Richard COMBALLOT, Daniel WALTHER, Alain DARTEVELLE
EONS
248pp - 14,80 €
Critique parue en mai 2008 dans Bifrost n° 50
Daniel Walther, qui, il y a peu, fit l'objet d'un dossier Bifrost, est à l'honneur dans ce numéro spécial de Lunatique, le second après celui dédié au regretté Michel Demuth. Au sommaire quatorze nouvelles, dont quatre inédites, cinq articles, le tout accompagné d'un entretien avec Richard Comballot.
Comme ce dernier le signale, pour réunir une anthologie de Daniel Walther, il n'y a qu'à se baisser : le choix ne manque pas avec près de 160 nouvelles au compteur, souvent parues dans des supports confidentiels, partagées entre science-fiction, fantastique et fantasy, toutes plus ou moins fortement dopées à la testostérone. Car la sexualité est une constante chez l'auteur alsacien, qui est tout simplement incapable de se passer de cette dimension dans ces textes. Le recueil s'ouvre sur une belle et sombre nouvelle d'un narrateur confronté à l'Apocalypse et à sa propre mort, torturé par la question de : combien de temps encore ? Toujours dans les années 70, « Les Guêpes géantes de Fessenheim » traite de mutations dues au nucléaire, bien dans l'air du temps, alors que le vent de liberté et de révolte d'inspiration dadaïste qui souffle dans « Les 100 millions de chevaux de la planète Dada » connaît, sur fond de sexualité mortifère, une conclusion pessimiste. La sexualité dévorante, exigeante, de la femme, angoissante pour l'homme qui doute de ne pouvoir la satisfaire, se retrouve dans nombre de textes, fantasmatique avec le beau « Cantilène dans une flaque d'encre » qui évoque aussi la descente dans l'enfer de la dépression d'un écrivain qui se croyait « arrivé », fantastique dans « Caguefoutre » où s'immisce un fantôme lubrique, entre space opera et fantasy dans « Otages de l'hiver », et finalement menaçante dans « Lames de fond », où rôde la hantise de la castration. Alain Dartevelle se livre d'ailleurs à une intéressante étude sur le rôle et la place du sexe dans l'œuvre de Daniel Walther, lequel, dans ses articles, ne manque pas d'adresser un hommage à André Hardellet.

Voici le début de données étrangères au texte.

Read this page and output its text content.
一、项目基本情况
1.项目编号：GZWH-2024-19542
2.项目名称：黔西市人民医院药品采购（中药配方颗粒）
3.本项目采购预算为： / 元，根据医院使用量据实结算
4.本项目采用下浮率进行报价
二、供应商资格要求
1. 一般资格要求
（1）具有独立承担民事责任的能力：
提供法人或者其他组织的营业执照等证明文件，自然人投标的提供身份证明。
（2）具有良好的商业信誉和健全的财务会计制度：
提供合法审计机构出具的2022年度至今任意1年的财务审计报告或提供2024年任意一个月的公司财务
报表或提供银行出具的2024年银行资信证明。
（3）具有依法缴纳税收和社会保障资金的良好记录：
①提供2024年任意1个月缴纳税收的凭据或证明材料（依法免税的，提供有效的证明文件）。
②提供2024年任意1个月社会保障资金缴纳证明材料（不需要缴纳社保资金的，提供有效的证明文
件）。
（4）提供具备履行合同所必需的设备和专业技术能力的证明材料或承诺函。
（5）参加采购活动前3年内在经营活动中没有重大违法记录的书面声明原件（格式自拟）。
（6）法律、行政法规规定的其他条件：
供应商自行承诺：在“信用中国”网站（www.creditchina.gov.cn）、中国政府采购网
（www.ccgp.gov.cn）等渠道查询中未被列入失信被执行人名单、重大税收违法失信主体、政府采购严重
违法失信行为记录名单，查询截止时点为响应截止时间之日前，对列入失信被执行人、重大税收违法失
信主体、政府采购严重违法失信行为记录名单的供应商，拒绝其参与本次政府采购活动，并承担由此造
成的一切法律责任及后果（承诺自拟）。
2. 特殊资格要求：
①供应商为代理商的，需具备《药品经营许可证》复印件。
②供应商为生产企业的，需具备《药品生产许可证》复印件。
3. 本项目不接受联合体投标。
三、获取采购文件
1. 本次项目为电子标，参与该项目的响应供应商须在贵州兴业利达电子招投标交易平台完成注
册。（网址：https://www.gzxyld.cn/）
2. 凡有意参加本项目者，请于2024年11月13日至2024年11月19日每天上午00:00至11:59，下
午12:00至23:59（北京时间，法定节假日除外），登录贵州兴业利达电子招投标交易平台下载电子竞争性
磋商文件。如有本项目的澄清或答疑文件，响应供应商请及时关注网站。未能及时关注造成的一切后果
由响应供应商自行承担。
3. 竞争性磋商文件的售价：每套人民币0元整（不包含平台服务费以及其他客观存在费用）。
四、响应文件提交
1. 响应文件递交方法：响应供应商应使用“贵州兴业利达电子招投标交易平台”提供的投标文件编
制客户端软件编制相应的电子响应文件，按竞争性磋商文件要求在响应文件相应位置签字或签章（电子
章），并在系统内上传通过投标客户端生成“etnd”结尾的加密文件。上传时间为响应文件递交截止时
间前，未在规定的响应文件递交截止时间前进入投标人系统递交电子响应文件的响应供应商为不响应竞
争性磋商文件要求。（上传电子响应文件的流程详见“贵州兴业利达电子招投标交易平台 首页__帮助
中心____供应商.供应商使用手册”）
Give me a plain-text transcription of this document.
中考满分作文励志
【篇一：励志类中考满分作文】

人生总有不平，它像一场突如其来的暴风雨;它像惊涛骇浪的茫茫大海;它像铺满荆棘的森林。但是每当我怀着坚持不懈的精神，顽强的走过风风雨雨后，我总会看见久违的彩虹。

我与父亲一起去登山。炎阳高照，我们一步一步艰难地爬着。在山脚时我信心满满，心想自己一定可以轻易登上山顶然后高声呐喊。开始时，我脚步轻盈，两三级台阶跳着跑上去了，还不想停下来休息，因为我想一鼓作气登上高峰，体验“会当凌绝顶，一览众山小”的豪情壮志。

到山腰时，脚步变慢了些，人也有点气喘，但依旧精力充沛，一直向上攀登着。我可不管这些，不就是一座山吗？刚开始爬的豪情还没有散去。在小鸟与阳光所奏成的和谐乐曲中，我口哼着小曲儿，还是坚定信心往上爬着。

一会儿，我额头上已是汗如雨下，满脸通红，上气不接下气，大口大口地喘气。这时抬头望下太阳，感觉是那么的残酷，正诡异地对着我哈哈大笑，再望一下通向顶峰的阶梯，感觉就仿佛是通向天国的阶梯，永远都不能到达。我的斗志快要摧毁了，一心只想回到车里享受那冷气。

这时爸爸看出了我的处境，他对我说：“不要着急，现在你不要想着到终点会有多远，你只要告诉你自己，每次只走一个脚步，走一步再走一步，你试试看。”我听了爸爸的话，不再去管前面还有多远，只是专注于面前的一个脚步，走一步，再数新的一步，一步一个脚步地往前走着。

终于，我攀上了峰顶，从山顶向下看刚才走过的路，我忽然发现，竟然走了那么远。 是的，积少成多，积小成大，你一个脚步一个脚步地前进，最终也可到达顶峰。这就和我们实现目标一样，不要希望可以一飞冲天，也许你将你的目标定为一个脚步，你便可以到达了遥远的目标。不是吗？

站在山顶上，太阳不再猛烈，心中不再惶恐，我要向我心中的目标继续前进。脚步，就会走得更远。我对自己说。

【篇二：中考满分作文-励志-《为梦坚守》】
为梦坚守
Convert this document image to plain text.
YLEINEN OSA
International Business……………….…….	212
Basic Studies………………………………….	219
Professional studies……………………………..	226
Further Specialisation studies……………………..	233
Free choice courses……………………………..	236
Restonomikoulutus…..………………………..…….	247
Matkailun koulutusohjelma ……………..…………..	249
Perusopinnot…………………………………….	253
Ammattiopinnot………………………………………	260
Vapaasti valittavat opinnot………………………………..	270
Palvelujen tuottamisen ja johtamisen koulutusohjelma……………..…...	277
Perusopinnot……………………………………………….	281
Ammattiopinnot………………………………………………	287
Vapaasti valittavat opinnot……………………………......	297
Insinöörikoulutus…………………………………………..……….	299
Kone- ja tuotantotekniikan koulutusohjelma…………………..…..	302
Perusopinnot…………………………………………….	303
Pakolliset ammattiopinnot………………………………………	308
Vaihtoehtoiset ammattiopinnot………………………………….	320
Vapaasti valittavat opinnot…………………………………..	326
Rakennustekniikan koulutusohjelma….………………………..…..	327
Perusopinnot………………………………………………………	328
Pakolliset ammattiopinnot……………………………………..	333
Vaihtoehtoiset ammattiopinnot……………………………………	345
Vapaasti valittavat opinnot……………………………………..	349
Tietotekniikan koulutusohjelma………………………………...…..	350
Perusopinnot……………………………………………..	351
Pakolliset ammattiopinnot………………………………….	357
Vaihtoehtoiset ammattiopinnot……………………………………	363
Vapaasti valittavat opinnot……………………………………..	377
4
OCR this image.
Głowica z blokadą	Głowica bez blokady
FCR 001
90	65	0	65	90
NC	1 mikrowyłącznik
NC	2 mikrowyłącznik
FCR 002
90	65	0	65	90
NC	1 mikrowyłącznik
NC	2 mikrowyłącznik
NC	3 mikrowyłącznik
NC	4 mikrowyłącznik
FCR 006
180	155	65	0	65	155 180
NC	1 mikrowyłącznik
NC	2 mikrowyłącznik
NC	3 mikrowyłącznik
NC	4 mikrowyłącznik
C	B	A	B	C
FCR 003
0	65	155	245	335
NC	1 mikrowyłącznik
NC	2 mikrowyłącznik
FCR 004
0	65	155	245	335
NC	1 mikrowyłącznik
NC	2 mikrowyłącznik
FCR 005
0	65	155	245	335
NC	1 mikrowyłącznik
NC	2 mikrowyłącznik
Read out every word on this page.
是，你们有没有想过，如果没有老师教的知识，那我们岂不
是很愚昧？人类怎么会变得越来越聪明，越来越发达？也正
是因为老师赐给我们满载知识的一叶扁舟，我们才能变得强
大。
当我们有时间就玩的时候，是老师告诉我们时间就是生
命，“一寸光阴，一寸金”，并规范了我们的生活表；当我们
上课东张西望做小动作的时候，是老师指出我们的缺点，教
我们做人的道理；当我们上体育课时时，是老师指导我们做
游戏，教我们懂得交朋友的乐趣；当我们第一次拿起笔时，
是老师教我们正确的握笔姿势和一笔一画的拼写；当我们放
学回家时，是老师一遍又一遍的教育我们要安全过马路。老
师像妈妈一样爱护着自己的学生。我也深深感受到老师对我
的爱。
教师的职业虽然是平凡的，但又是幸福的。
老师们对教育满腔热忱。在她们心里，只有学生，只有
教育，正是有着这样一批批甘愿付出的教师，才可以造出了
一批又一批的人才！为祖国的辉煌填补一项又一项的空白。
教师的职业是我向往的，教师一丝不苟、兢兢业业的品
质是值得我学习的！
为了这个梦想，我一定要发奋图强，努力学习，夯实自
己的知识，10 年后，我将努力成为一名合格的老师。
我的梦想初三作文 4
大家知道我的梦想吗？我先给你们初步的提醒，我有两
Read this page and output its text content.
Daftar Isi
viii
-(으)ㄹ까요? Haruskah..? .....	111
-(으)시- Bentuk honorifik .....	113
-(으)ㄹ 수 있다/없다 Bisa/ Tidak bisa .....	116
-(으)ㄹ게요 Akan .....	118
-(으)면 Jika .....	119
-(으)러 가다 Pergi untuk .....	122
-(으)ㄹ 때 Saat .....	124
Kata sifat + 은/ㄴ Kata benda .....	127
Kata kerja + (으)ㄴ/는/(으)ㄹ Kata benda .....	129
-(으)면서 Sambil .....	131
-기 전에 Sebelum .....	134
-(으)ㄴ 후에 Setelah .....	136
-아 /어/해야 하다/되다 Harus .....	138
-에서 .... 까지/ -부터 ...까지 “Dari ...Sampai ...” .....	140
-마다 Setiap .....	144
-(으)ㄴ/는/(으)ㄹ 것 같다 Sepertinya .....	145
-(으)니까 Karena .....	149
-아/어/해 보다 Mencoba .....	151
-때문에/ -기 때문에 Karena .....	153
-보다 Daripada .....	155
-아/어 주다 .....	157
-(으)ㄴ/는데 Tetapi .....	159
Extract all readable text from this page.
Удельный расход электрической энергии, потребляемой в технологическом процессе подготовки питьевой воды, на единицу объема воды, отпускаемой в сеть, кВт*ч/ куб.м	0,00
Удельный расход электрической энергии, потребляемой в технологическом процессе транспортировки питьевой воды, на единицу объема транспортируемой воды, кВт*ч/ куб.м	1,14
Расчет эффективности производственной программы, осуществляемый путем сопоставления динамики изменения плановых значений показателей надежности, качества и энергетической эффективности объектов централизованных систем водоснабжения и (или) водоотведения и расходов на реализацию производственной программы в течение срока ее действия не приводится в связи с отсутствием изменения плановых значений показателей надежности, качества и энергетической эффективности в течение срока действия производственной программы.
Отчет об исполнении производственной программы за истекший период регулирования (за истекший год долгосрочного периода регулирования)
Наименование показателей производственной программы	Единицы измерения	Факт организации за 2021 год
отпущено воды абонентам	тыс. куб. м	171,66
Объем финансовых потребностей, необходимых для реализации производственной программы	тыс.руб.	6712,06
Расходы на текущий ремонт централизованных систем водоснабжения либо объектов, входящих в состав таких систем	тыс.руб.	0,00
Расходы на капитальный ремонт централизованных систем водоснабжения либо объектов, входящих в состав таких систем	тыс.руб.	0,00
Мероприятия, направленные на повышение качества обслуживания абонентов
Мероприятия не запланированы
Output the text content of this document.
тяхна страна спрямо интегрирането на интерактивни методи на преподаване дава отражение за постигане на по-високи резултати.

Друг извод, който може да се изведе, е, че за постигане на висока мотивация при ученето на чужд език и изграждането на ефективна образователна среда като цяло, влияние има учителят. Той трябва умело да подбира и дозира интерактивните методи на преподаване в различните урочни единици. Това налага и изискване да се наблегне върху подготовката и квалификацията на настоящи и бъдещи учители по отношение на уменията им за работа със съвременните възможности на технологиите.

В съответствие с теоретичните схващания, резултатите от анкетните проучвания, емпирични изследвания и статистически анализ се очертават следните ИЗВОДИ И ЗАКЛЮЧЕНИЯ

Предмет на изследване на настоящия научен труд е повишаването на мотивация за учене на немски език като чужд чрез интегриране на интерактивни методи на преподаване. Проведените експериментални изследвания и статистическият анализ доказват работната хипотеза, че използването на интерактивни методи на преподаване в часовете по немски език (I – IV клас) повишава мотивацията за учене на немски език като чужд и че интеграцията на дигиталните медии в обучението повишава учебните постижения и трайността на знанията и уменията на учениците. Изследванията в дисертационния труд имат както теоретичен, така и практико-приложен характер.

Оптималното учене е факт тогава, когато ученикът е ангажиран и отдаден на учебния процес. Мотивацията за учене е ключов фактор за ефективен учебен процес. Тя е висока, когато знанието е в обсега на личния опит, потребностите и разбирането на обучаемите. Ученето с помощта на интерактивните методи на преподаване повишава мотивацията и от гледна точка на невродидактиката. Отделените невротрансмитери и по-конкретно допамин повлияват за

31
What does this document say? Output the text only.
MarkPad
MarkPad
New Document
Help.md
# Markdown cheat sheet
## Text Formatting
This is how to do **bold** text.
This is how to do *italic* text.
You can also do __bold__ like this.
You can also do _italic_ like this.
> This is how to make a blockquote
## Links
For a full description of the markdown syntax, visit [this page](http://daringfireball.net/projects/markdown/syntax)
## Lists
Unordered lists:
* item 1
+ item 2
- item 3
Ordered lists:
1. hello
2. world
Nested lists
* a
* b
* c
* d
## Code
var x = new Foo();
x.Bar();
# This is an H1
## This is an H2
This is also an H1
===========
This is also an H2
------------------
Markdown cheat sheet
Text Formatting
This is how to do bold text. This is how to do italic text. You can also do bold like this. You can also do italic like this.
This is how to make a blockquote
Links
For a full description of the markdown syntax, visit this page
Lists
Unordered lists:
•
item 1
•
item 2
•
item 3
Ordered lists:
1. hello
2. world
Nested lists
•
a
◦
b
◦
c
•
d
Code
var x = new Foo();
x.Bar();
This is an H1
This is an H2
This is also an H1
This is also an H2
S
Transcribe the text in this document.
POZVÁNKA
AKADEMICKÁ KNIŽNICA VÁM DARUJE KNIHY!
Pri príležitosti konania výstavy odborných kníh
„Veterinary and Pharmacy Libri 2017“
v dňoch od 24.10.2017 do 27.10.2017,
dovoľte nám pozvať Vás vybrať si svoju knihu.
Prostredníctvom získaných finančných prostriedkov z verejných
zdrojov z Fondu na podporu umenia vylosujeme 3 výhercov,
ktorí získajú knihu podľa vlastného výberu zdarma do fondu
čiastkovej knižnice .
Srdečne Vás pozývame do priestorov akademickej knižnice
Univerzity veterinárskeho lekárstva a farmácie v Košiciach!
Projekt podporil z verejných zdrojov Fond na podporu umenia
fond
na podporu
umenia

L'érotisme est une musique obsédante, les deux font d'ailleurs bon ménage comme il est démontré dans le « Manuscrit trouvé dans un étui à cigare », nouvelle qui rappelle que Daniel Walther est aussi un érudit impressionnant, qui truffe ses textes de références à l'art ou à l'histoire avec un naturel déconcertant. Ici, il évoque Joyce de façon étonnante, sous la forme d'un extraterrestre (« Hommage à Janus »), et dans « Traque à New Bornéo », écrit en collaboration avec Richard Comballot, il rend hommage à Conrad et Coppola. De fait, il ne craint pas de s'aventurer sur le terrain de l'uchronie avec une évasion réussie de Bonaparte dans « La Reconquête du Brésil ».
Journaliste et fantastiqueur accompli, Daniel Walther a aussi développé sur le genre des opinions qu'il délivre à travers des articles dénonçant l'omniprésence sanglante de l'horreur made in USA façon Stephen King et rendant hommage à des modèles comme Villiers de l'Isle-Adam et Gustav Meyrinck. Ses commentaires sur la science-fiction en passe de redevenir une littérature facile déclinant le space op' sont aussi à méditer.
Ce qui frappe à la lecture du recueil, c'est la dimension onirique dans laquelle baignent tous les textes. Daniel Walther écrit sur le principe du rêve éveillé, se lançant sans plan préétabli, et cela se voit : quand la fusion entre le rêve et le récit n'est pas totale ou immédiate, on voit le texte hésiter entre plusieurs directions, chercher un équilibre. Mais c'est aussi l'intérêt de ce type d'écriture que de donner à lire l'histoire à l'état brut, des impressions qui, visiblement, bataillent pour émerger jusqu'à ce que la nouvelle finisse par se centrer sur son propos et trouve sa cohérence.
Celle, en tout cas, de ce Lunatique est limpide : elle célèbre un auteur qui ne cède à aucune mode, et qu'on a trop souvent tendance à oublier — à preuve : il n'a pas d'entrée à son nom dans Wikipedia. Ce qui rend d'autant plus essentielle la lecture de cette anthologie.